The crime of breach of trust is established when a person who administers another’s business obtains pecuniary advantage or has a third party obtain such benefit by doing so, thereby causing damage to the principal. The crime of embezzlement is established when a person who keeps another’s property embezzled such property with the intent of unlawful acquisition. In the crime of embezzlement, “the intention of unlawful acquisition” refers to the intention of actual or legal disposition, such as in the case where the person’s property is in violation of his/her duty to pursue his/her own interest or a third party’s own property.

In light of the above differences between the crime of breach of trust and the crime of embezzlement, the crime of breach of trust established by a person who administers another's business in relation to the company by having the company perform the joint and several liability for the company's obligation, and then, the company's act of arbitrarily withdrawing the company's funds with the intent to repay its own obligation, not for the benefit of the company's owner, but for the case where the company's own funds are owned, and not for the act of infringing on the legal interests other than the crime of breach of trust and new legal interests arising from the joint and several liability burden, and thus constitutes a separate crime of embezzlement. It does not change even if the funds withdrawn by the embezzlement were used for performing the joint and several liability obligation owed by the company due to the preceding act of breach of trust.
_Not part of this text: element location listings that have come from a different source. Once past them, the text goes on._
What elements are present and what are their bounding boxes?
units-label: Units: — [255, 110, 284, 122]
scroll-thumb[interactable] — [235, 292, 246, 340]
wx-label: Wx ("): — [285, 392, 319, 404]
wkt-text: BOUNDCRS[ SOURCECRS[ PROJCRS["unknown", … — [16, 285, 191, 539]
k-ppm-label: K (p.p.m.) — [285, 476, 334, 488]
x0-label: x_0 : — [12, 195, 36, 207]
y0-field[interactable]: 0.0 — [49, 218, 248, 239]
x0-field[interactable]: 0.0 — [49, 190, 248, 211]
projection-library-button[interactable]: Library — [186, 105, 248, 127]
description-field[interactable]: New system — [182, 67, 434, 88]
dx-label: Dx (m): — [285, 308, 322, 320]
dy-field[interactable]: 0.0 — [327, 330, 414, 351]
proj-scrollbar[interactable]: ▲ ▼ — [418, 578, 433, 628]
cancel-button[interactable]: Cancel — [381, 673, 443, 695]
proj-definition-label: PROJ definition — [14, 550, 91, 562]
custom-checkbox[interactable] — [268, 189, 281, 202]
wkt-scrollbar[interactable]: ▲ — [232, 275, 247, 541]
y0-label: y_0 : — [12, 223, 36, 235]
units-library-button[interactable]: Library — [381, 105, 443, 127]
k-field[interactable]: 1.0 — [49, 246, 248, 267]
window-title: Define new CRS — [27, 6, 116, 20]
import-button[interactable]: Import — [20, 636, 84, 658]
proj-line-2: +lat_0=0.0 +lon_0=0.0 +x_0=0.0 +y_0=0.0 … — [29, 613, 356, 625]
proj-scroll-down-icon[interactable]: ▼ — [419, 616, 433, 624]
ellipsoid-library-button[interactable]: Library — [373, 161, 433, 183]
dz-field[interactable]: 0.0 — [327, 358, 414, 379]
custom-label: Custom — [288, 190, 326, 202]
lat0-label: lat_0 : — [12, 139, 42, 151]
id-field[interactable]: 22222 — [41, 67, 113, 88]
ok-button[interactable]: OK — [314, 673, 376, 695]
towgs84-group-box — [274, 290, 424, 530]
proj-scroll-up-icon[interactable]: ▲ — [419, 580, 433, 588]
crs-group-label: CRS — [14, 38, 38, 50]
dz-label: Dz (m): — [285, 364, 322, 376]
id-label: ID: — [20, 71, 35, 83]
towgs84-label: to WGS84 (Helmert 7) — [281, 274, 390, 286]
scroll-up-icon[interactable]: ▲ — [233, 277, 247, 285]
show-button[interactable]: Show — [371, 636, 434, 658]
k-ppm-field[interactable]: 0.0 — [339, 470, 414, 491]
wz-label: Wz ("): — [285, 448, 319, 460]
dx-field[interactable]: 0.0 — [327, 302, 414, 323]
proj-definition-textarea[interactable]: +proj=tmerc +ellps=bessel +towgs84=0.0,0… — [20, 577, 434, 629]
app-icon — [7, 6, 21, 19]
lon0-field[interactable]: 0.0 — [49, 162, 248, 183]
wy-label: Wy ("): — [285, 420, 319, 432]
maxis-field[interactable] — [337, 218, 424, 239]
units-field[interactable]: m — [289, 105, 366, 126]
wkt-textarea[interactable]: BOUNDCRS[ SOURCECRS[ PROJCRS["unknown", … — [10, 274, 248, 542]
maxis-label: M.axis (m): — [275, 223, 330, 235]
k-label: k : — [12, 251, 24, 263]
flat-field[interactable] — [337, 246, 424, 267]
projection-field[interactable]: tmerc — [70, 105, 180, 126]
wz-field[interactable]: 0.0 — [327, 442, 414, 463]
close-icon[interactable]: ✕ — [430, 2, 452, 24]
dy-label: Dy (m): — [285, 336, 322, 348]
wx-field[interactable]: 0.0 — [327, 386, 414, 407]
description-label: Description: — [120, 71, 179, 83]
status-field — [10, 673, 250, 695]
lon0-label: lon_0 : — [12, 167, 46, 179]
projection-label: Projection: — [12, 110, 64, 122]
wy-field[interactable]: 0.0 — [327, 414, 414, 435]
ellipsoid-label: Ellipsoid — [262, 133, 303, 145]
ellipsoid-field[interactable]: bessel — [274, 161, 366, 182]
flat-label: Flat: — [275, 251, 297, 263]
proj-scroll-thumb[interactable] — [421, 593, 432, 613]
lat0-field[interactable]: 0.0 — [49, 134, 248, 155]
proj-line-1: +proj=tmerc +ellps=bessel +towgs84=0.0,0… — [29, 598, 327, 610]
In light of the above legal principles, the following circumstances revealed in the reasoning of the judgment below are as follows: (a) the Defendants conspired to pay the Defendant’s personal debt amounting to KRW 19 billion against Nonindicted Co. 3 by failing to perform their duties; (b) Defendant 1 was the representative director for the payment of the Defendants’ personal debt amounting to KRW 19 billion; and (c) Nonindicted Co. 4 Co. 4, who actually operated by Defendant 2, jointly issue a promissory note amounting to KRW 42.750 million; and (d) caused the risk of causing damage to Nonindicted Co. 4 by jointly conducting a joint and several surety; and (e) Nonindicted Co. 3 did not have any risk of causing damage to Nonindicted Co. 4’s debt amount and joint and several surety obligation; (c) Nonindicted Co. 4’s act of arbitrarily withdrawing the money in custody of Nonindicted Co. 4 for Nonindicted Co. 3 is not for the payment of the Defendant’s personal debt amount to Nonindicted Co. 3; and (d) the Defendants’ act of using the money at his own own own expense and its own own interest to constitute a new joint and joint and joint surety.

In the same purport, the court below is just to have rejected the assertion that the crime of embezzlement is not established because it constitutes an act of ex post facto punishment, and it does not err by misapprehending the legal principles on ex post facto punishment, as otherwise alleged in the

3. Conclusion

Therefore, all appeals are dismissed. It is so decided as per Disposition by the assent of all participating Justices on the bench.